В его глазах блеснуло нечто, похожее на лукавство.

– Понятно? Вы, Минамото-сан, полагаете, что только в Саппоро служат специалисты, говорящие по-русски?

– Да вам тут, в Отару, и карты в руки… – протянул я, пытаясь сообразить, к чему это он клонит. – У вас вон тут сколько русских! Практикуйся – не хочу!

– Ну, мне и моим ребятам до вашего, Минамото-сан, уровня еще пахать и пахать в этом Отару.

– До моего уровня?
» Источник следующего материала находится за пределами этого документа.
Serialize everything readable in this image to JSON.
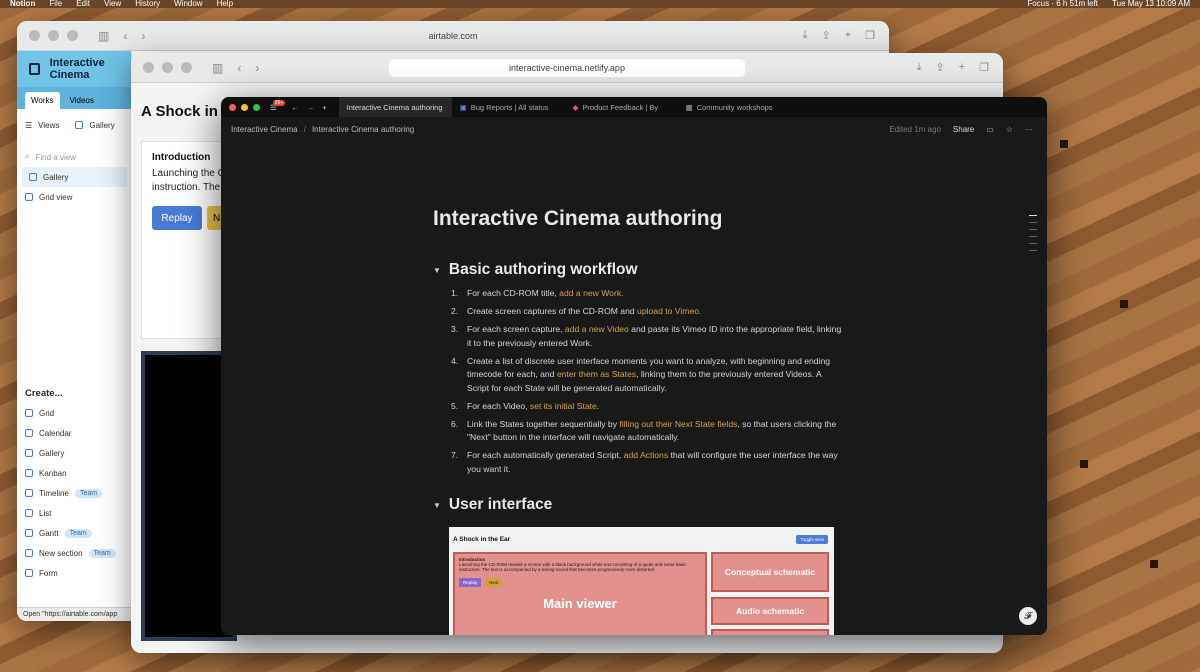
{
  "menubar": {
    "app": "Notion",
    "items": [
      "File",
      "Edit",
      "View",
      "History",
      "Window",
      "Help"
    ],
    "focus": "Focus · 6 h 51m left",
    "datetime": "Tue May 13  10:09 AM"
  },
  "airtable": {
    "url": "airtable.com",
    "base_title": "Interactive Cinema",
    "tabs": [
      "Works",
      "Videos"
    ],
    "views_label": "Views",
    "gallery_label": "Gallery",
    "find_placeholder": "Find a view",
    "views": [
      "Gallery",
      "Grid view"
    ],
    "create_label": "Create...",
    "create_items": [
      {
        "label": "Grid",
        "badge": ""
      },
      {
        "label": "Calendar",
        "badge": ""
      },
      {
        "label": "Gallery",
        "badge": ""
      },
      {
        "label": "Kanban",
        "badge": ""
      },
      {
        "label": "Timeline",
        "badge": "Team"
      },
      {
        "label": "List",
        "badge": ""
      },
      {
        "label": "Gantt",
        "badge": "Team"
      },
      {
        "label": "New section",
        "badge": "Team"
      },
      {
        "label": "Form",
        "badge": ""
      }
    ],
    "status_text": "Open \"https://airtable.com/app"
  },
  "netlify": {
    "url": "interactive-cinema.netlify.app",
    "title": "A Shock in t",
    "intro_heading": "Introduction",
    "intro_text": "Launching the C instruction. The",
    "replay_label": "Replay",
    "next_label": "N"
  },
  "notion": {
    "tabs": [
      "Interactive Cinema authoring",
      "Bug Reports | All status",
      "Product Feedback | By",
      "Community workshops"
    ],
    "badge": "99+",
    "breadcrumb": [
      "Interactive Cinema",
      "Interactive Cinema authoring"
    ],
    "edited": "Edited 1m ago",
    "share_label": "Share",
    "page_title": "Interactive Cinema authoring",
    "section1_title": "Basic authoring workflow",
    "section2_title": "User interface",
    "steps": [
      {
        "n": "1.",
        "parts": [
          {
            "t": "For each CD-ROM title, "
          },
          {
            "t": "add a new Work.",
            "link": true
          }
        ]
      },
      {
        "n": "2.",
        "parts": [
          {
            "t": "Create screen captures of the CD-ROM and "
          },
          {
            "t": "upload to Vimeo.",
            "link": true
          }
        ]
      },
      {
        "n": "3.",
        "parts": [
          {
            "t": "For each screen capture, "
          },
          {
            "t": "add a new Video",
            "link": true
          },
          {
            "t": " and paste its Vimeo ID into the appropriate field, linking it to the previously entered Work."
          }
        ]
      },
      {
        "n": "4.",
        "parts": [
          {
            "t": "Create a list of discrete user interface moments you want to analyze, with beginning and ending timecode for each, and "
          },
          {
            "t": "enter them as States",
            "link": true
          },
          {
            "t": ", linking them to the previously entered Videos. A Script for each State will be generated automatically."
          }
        ]
      },
      {
        "n": "5.",
        "parts": [
          {
            "t": "For each Video, "
          },
          {
            "t": "set its initial State",
            "link": true
          },
          {
            "t": "."
          }
        ]
      },
      {
        "n": "6.",
        "parts": [
          {
            "t": "Link the States together sequentially by "
          },
          {
            "t": "filling out their Next State fields",
            "link": true
          },
          {
            "t": ", so that users clicking the \"Next\" button in the interface will navigate automatically."
          }
        ]
      },
      {
        "n": "7.",
        "parts": [
          {
            "t": "For each automatically generated Script, "
          },
          {
            "t": "add Actions",
            "link": true
          },
          {
            "t": " that will configure the user interface the way you want it."
          }
        ]
      }
    ],
    "preview": {
      "title": "A Shock in the Ear",
      "toggle": "Toggle view",
      "intro_heading": "Introduction",
      "intro_text": "Launching the CD-ROM reveals a screen with a black background white text consisting of a quote and some basic instruction. The text is accompanied by a ticking sound that becomes progressively more distorted.",
      "replay": "Replay",
      "next": "Next",
      "main_label": "Main viewer",
      "conceptual_label": "Conceptual schematic",
      "audio_label": "Audio schematic"
    }
  }
}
А откуда вам мой уровень известен, позвольте поинтересоваться?

– У нас, Минамото-сан, информаторы не только среди мирного населения имеются, – зловеще промямлил Кобаяси. – Мы тут о вашем русском наслышаны, можно сказать, из первых рук.

Я метнул взгляд в Ивахару, но тот, похоже, сам был огорошен словами Кобаяси.

– Ну, точнее, из вторых, – кисло поправился капитан. – И не из рук, а из уст. С вами мы, Минамото-сан, если мне память не изменяет, не встречались раньше.

– Память, Кобаяси-сан, вам, в отличие от Шепелева, не изменяет, – успокоил я его. – Бог с ним, с моим русским. Давайте лучше про вашего – отарского – русского продолжим. Хорошо?

– Вы все о Шепелеве? Давайте.

– Он вчера выходил с вами на связь или нет?

– Нет. Я ждал от него звонка, но его не последовало.

– Это нормально?

– Что нормально?

– Что он, будучи в Отару, то есть на японской территории, не вышел с вами на связь?

– В принципе, у него был в запасе сегодняшний день, так что сегодня утром его вчерашнее молчание выглядело нормальным, если не считать того, что Шепелева уже несколько часов как не было в живых.

– О чем должна была поступить информация от него?

– Как же я могу вам ответить на ваш вопрос, Минамото-сан, если он мне так и не позвонил?

– Но зачем-то же вы его завербовали. Он что, должен был вам про пистолеты стучать?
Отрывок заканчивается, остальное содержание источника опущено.